Ben Galloway, Dave's sixteen-year-old-son, quiet and self-possessed, a good son who has never given any trouble, and (until recently) a good student. One Saturday night Ben packs his suitcase, pockets a pistol bought from a school friend, steals his father's decrepit car, and picks up his girlfriend Miriam. The two head for Illinois, where they can legally be married. On the road, still close to home, Ben shoots a man for his car and a few dollars. Captured after an inconsequential shoot-out with police, tried, and imprisoned for life, Ben regrets nothing. Instead, he seems almost exultant, certainly callous, and suddenly adult: He has slept with Miriam, and he has imposed (if only for twenty-eight hours) his will on life.

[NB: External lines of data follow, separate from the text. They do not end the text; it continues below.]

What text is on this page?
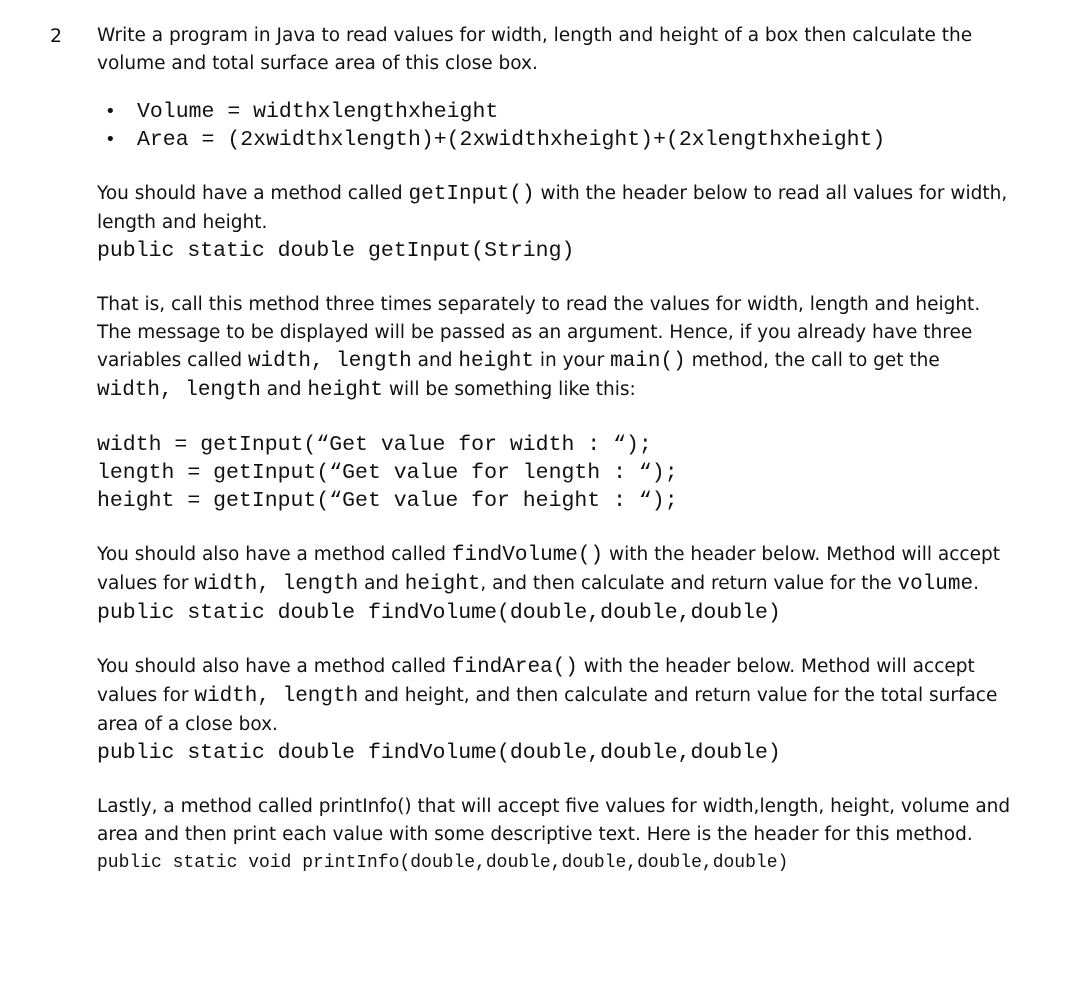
2 Write a program in Java to read values for width, length and height of a box then calculate the volume and total surface area of this close box.

• Volume = widthxlengthxheight
• Area = (2xwidthxlength)+(2xwidthxheight)+(2xlengthxheight)

You should have a method called getInput() with the header below to read all values for width, length and height.

public static double getInput(String)

That is, call this method three times separately to read the values for width, length and height. The message to be displayed will be passed as an argument. Hence, if you already have three variables called width, length and height in your main() method, the call to get the width, length and height will be something like this:

width = getInput(“Get value for width : “);

length = getInput(“Get value for length : “);

height = getInput(“Get value for height : “);

You should also have a method called findVolume() with the header below. Method will accept values for width, length and height, and then calculate and return value for the volume.

public static double findVolume(double,double,double)

You should also have a method called findArea() with the header below. Method will accept values for width, length and height, and then calculate and return value for the total surface area of a close box.

public static double findVolume(double,double,double)

Lastly, a method called printInfo() that will accept five values for width,length, height, volume and area and then print each value with some descriptive text. Here is the header for this method.

public static void printInfo(double,double,double,double,double)
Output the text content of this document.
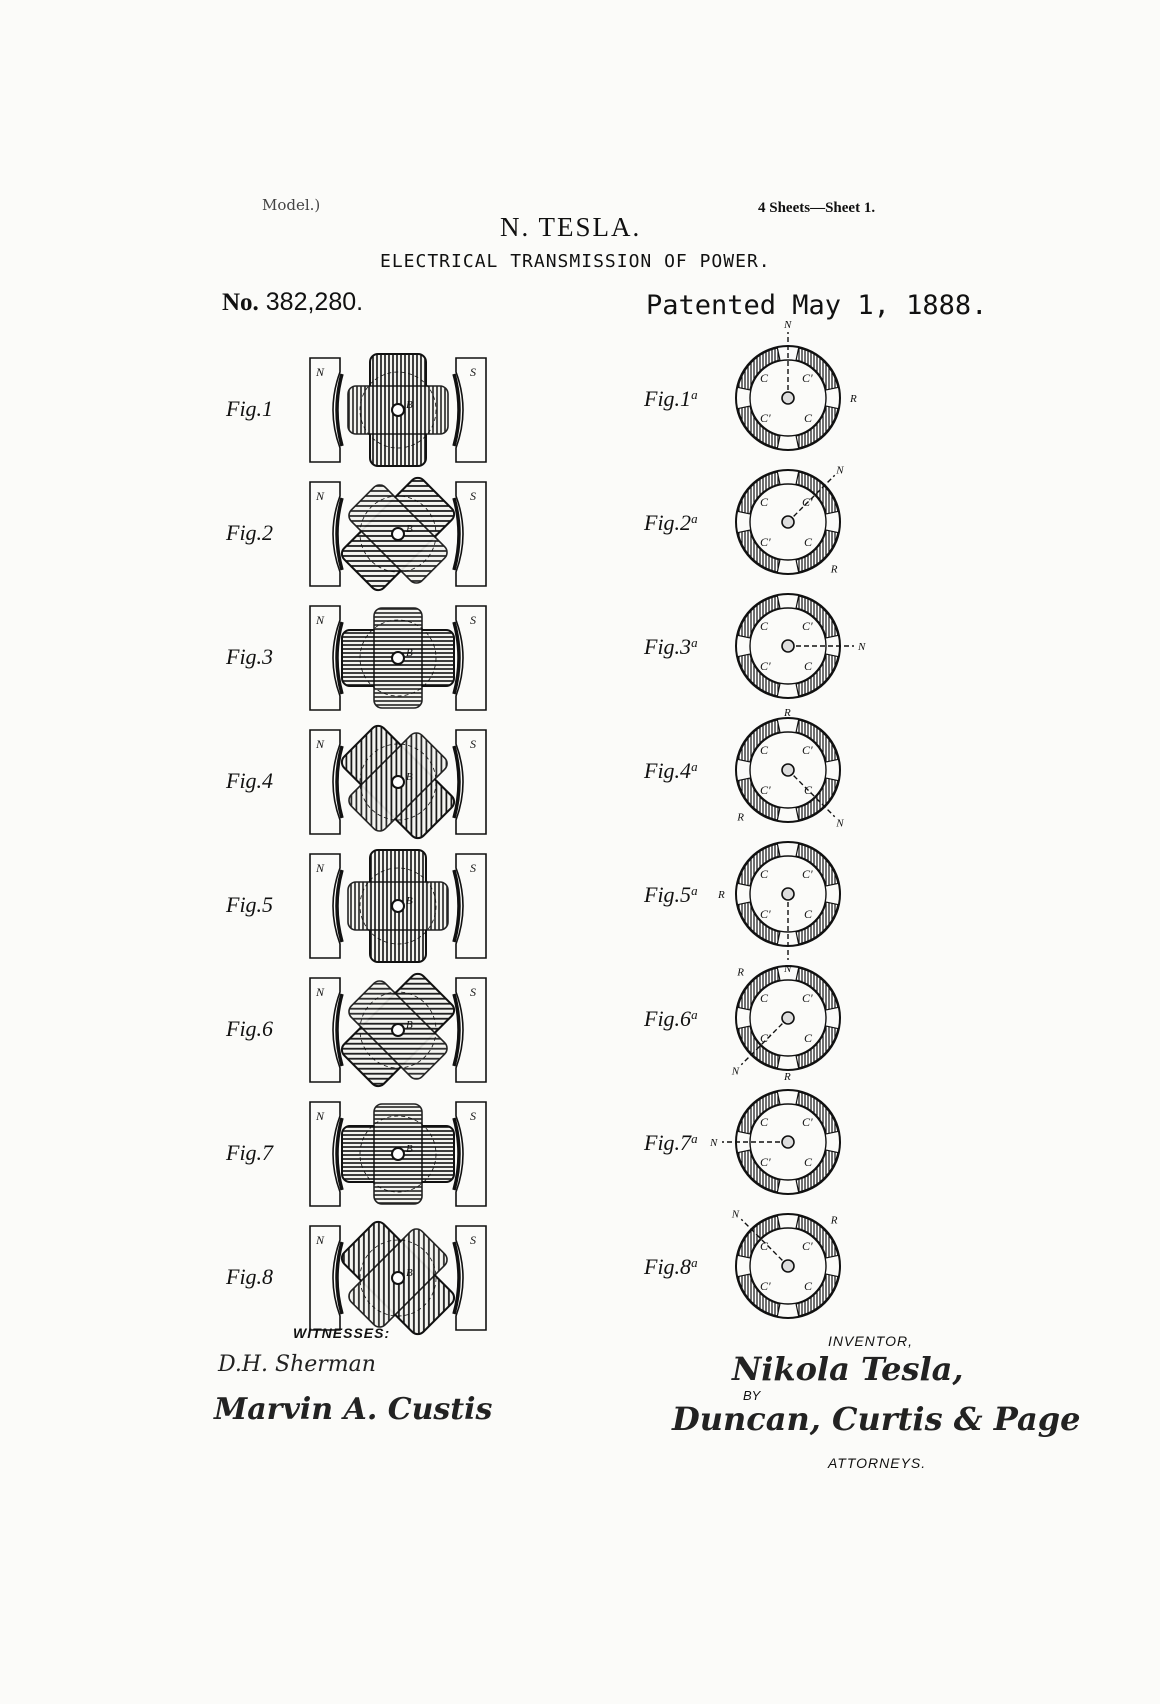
Model.)
N. TESLA.
4 Sheets—Sheet 1.
ELECTRICAL TRANSMISSION OF POWER.
No. 382,280.	Patented May 1, 1888.
Fig.1
N	S
B
Fig.2
N	S
B
Fig.3
N	S
B
Fig.4
N	S
B
Fig.5
N	S
B
Fig.6
N	S
B
Fig.7
N	S
B
Fig.8
N	S
B
Fig.1$^a$
C	C'
C'	C
N
R
Fig.2$^a$
C	C'
C'	C
N
R
Fig.3$^a$
C	C'
C'	C
N
R
Fig.4$^a$
C	C'
C'	C
N
R
Fig.5$^a$
C	C'
C'	C
N
R
Fig.6$^a$
C	C'
C'	C
N
R
Fig.7$^a$
C	C'
C'	C
N
R
Fig.8$^a$
C	C'
C'	C
N	R
WITNESSES:
D.H. Sherman
Marvin A. Custis
INVENTOR,
Nikola Tesla,
BY
Duncan, Curtis & Page
ATTORNEYS.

Miriam Hawkins (in some versions, Lillian), Ben's girlfriend. Small for her fifteen and a half years, and not strikingly attractive, Miriam commits herself to Ben as absolutely and exclusively as he to her, persistently refusing to let him take responsibility for the killing. In the months before their elopement, Dave discovers, Ben has lived more in the shabby Hawkins home—with its horde of badly behaved children, a slatternly mother, and a drunken father—than in his own neat apartment.
Musak, Dave's one close friend, a solitary, middle-aged cabinetmaker. A big man who nevertheless moves with silent grace, taciturn and sometimes cynical, Musak is something of a mystery to Dave even after years of friendship. It is while Dave is playing his regular Saturday night game of backgammon at Musak's place, over a bottle of rye, that Ben decamps with Miriam. After discovering Dave's loss, Musak comes to Dave's apartment, for the first time. He is unquestioning, knowing how to deal with grief and disillusionment, and helps Dave survive.
Wilbur Lane, the top-notch attorney Dave hires to represent his son. Lane is fat, busy, able, self-important, and well-connected. He dislikes Ben for his obstinate sanity (mental instability being the only plea that could possibly save him from imprisonment) and regards Dave as an insignificant nuisance who knows less about his son than the policemen who arrested him. Significantly, he reminds Dave of his successful businessman stepfather, Musselman, against whom as an adolescent Dave defined himself and because of whom he cut himself off from his mother and his past.